City Council Needs an Economics Lesson

   We agree with Roger Gros’s recent blog post, “Delaying the Inevitable,” where he states:

The idea that Atlantic City could or should control how a company develops its property—casino or not—is simply ludicrous. A company responds to many things, but most importantly, it responds to the economic conditions under which it must build its projects. To think that a government could force a company to build according to its original timetables when economic conditions change so radically is akin to forcing developers to leave or not even consider Atlantic City.


So maybe the City Council of Atlantic City should go back to school to learn basic economics. Private companies are beholden to shareholders who demand fiscal responsibility from company officials. To betray that duty to shareholders would verge on the criminal. So Atlantic City’s effort to “hold their feet to the fire” as Mason said is foolhardy and will eventually dry up investment dollars that would normally be committed to the city.

—Roger Gros

Mr. Gros’s analysis is spot-on the mark.   I wish that there were more people pointing out that the City Council is largely devoid of sound economic principle.   The same City Council that is responsible for the creation of a near-$200 MILLION budget, for 40,000 residents, lacks the understanding of how a market economy operates.   Let us review the Councilmen.

—Councilman William “Speedy” Marsh has held numerous positions for different boards of education.  

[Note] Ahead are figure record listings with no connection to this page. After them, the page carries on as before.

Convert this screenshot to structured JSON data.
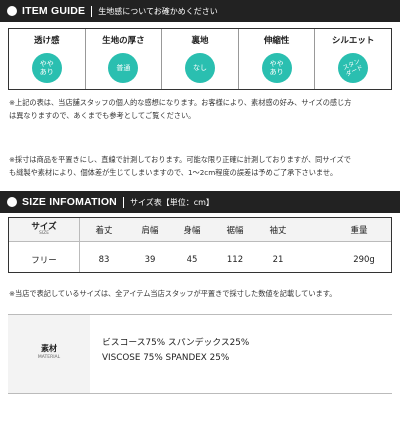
{
  "item_guide": {
    "title": "ITEM GUIDE",
    "subtitle": "生地感についてお確かめください",
    "items": [
      {
        "label": "透け感",
        "value": "やや\nあり",
        "style": "stack"
      },
      {
        "label": "生地の厚さ",
        "value": "普通",
        "style": "plain"
      },
      {
        "label": "裏地",
        "value": "なし",
        "style": "plain"
      },
      {
        "label": "伸縮性",
        "value": "やや\nあり",
        "style": "stack"
      },
      {
        "label": "シルエット",
        "value": "スタン\nダード",
        "style": "rot"
      }
    ],
    "accent_color": "#2abfb0"
  },
  "notes": {
    "note1_line1": "※上記の表は、当店舗スタッフの個人的な感想になります。お客様により、素材感の好み、サイズの感じ方",
    "note1_line2": "は異なりますので、あくまでも参考としてご覧ください。",
    "note2_line1": "※採寸は商品を平置きにし、直線で計測しております。可能な限り正確に計測しておりますが、同サイズで",
    "note2_line2": "も縫製や素材により、個体差が生じてしまいますので、1〜2cm程度の誤差は予めご了承下さいませ。"
  },
  "size_info": {
    "title": "SIZE INFOMATION",
    "subtitle": "サイズ表【単位：cm】",
    "label": "サイズ",
    "label_sub": "SIZE",
    "headers": [
      "着丈",
      "肩幅",
      "身幅",
      "裾幅",
      "袖丈",
      "重量"
    ],
    "row_label": "フリー",
    "values": [
      "83",
      "39",
      "45",
      "112",
      "21",
      "290g"
    ],
    "footnote": "※当店で表記しているサイズは、全アイテム当店スタッフが平置きで採寸した数値を記載しています。"
  },
  "material": {
    "label": "素材",
    "label_sub": "MATERIAL",
    "line_jp": "ビスコース75% スパンデックス25%",
    "line_en": "VISCOSE 75% SPANDEX 25%"
  }
}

—Mr. Mancuso is a teacher and coach.  

—Mr. Mason has a background in security services and working for the police.  

—Mr. Ward is a lawyer and former health administrator and professor.  

—Mr. Small is a Board of Education employee and former social worker and employee with the Boys and Girls Club.  

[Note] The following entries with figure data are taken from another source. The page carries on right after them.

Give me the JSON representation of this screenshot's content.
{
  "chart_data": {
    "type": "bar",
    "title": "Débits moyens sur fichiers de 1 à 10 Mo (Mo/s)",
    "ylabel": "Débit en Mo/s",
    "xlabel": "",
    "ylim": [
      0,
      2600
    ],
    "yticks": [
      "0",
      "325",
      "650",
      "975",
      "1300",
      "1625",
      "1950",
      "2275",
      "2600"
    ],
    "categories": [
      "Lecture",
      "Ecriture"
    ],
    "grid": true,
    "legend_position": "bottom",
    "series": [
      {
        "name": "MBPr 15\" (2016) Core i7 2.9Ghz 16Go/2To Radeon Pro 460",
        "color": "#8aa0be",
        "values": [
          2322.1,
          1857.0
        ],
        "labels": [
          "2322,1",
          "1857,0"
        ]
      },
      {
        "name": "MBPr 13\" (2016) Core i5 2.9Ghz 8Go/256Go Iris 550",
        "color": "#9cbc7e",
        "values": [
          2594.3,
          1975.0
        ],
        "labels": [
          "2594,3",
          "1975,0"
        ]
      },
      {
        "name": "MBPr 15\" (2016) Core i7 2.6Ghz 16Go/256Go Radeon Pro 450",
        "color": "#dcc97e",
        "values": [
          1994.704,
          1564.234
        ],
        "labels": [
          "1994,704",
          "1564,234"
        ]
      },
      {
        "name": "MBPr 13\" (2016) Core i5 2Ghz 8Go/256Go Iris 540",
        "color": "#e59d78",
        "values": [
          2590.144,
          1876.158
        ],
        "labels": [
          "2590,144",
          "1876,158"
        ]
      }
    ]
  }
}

—Mr. Moore is a community organizer and former social worker.  

—Mr. Tibbitt is a union worker and tradesman.

—Mr. Robinson has worked with various youth centers relying on government funding.

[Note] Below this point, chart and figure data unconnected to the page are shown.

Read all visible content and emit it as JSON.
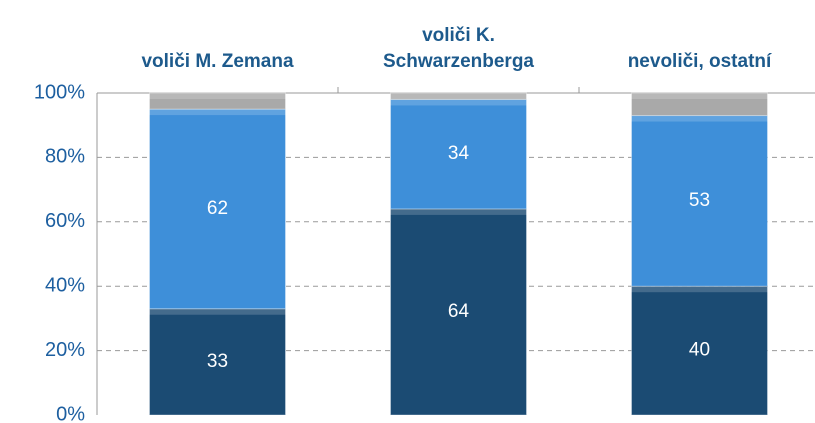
{
  "chart_data": {
    "type": "stacked_bar",
    "categories": [
      "voliči M. Zemana",
      "voliči K. Schwarzenberga",
      "nevoliči, ostatní"
    ],
    "series": [
      {
        "color": "#1b4b73",
        "values": [
          33,
          64,
          40
        ]
      },
      {
        "color": "#3e8fd9",
        "values": [
          62,
          34,
          53
        ]
      },
      {
        "color": "#a9a9a9",
        "values": [
          5,
          2,
          7
        ]
      }
    ],
    "value_labels_series": [
      0,
      1
    ],
    "ylim": [
      0,
      100
    ],
    "yticks": [
      {
        "value": 0,
        "label": "0%"
      },
      {
        "value": 20,
        "label": "20%"
      },
      {
        "value": 40,
        "label": "40%"
      },
      {
        "value": 60,
        "label": "60%"
      },
      {
        "value": 80,
        "label": "80%"
      },
      {
        "value": 100,
        "label": "100%"
      }
    ],
    "grid": true
  }
}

—Mr. Schultz operates multiple businesses in Atlantic City.

I invite reader response, especially if I am neglecting any of the Councilmen’s jobs and business experience.   However, from the information that has been provided to the public, City Council – with a few exceptions – has very little economic understanding.  They are good at spending our money, but have little experience and exposure to handling their own budgets in a market economy.

(We thank www.cityofatlanticcity.org for the photographs.)


About Jesse O. Kurtz

I am committed to fulfilling the promise of Atlantic City. The town would benefit from greater political participation by average citizens. Hopefully, some of the posts herein will encourage you to get more involved in your community. This blog will also feature other topics and subjects beyond Atlantic City. I hope that you will come to love Atlantic City as much, or more than I do.


2 thoughts on “City Council Needs an Economics Lesson

  1. Thanks for the link, Jesse. I could not agree with Mr. Gros more. Not only are the members of city council (with the possible exception of John Shultz) completely unqualified to evaluate a $200 million budget, but they are completely out of their league in the effort to sell Bader Field. Just to put it on the market in this worst economy in 75 years, is tantamount to civic irresponsibility. Anyone who advocates this course should be immediately removed from office and returned to the 8th grade so they can learn arithmetic.

    Posted by dave202 | October 15, 2008, 11:13 pm
  2. What an embarassment to think that this is the council. I’m wearing a bag over my head.